Le tableau social semble aussi confus qu’une artère parisienne en fin de journée

Trêve générale, alors? Pas si sûr. Des salariés de première ligne poussent leurs revendications, assorties de menaces de grève: contrôleurs, conducteurs et aiguilleurs de la SNCF, hôtesses et stewards d’Air France et de quelques autres compagnies, opérateurs de plusieurs réseaux urbains de province.
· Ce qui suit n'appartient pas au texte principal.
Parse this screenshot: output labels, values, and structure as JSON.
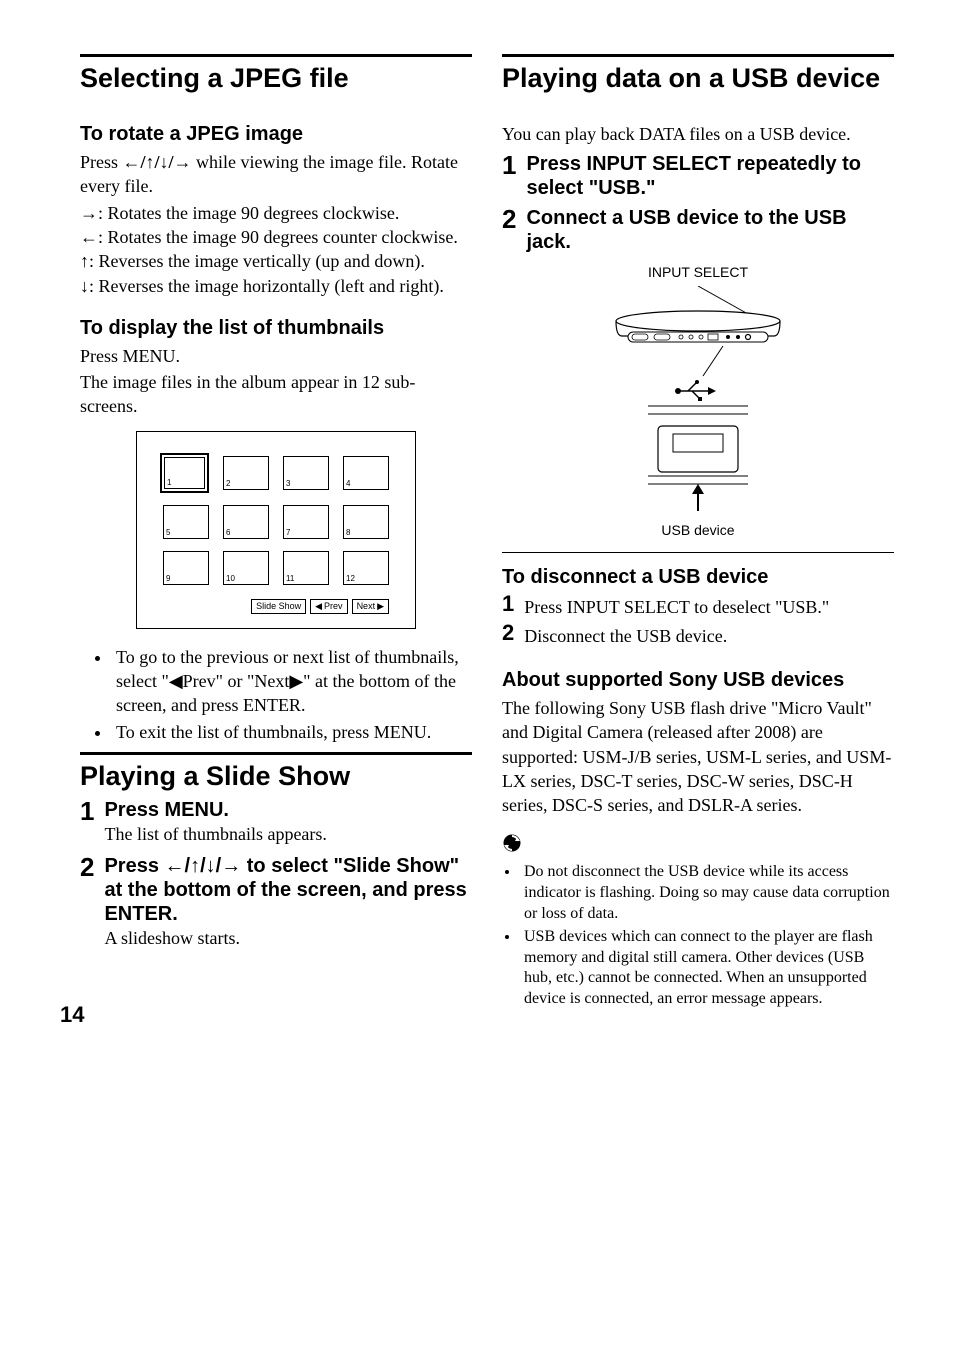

Le ministre Clément Beaune s’est dit à nouveau confiant ce jeudi matin sur la circulation de la plupart des trains et des avions, les directions des entreprises font le forcing pour faire aboutir les négociations, avec des propositions consistantes mais difficiles à vulgariser vu la complexité des dispositifs de rémunération (salaire de base, primes, avancements etc).

A la SNCF l’émergence de mouvements revendicatifs en marge des organisations syndicales complique la situation. La CGT s’en méfie ouvertement, Sud-Rail cherche plutôt à les accompagner, mais leur radicalité un peu hors système désarçonne tout le monde, à commencer par des directions RH façonnées par les négociations classiques avec les OS.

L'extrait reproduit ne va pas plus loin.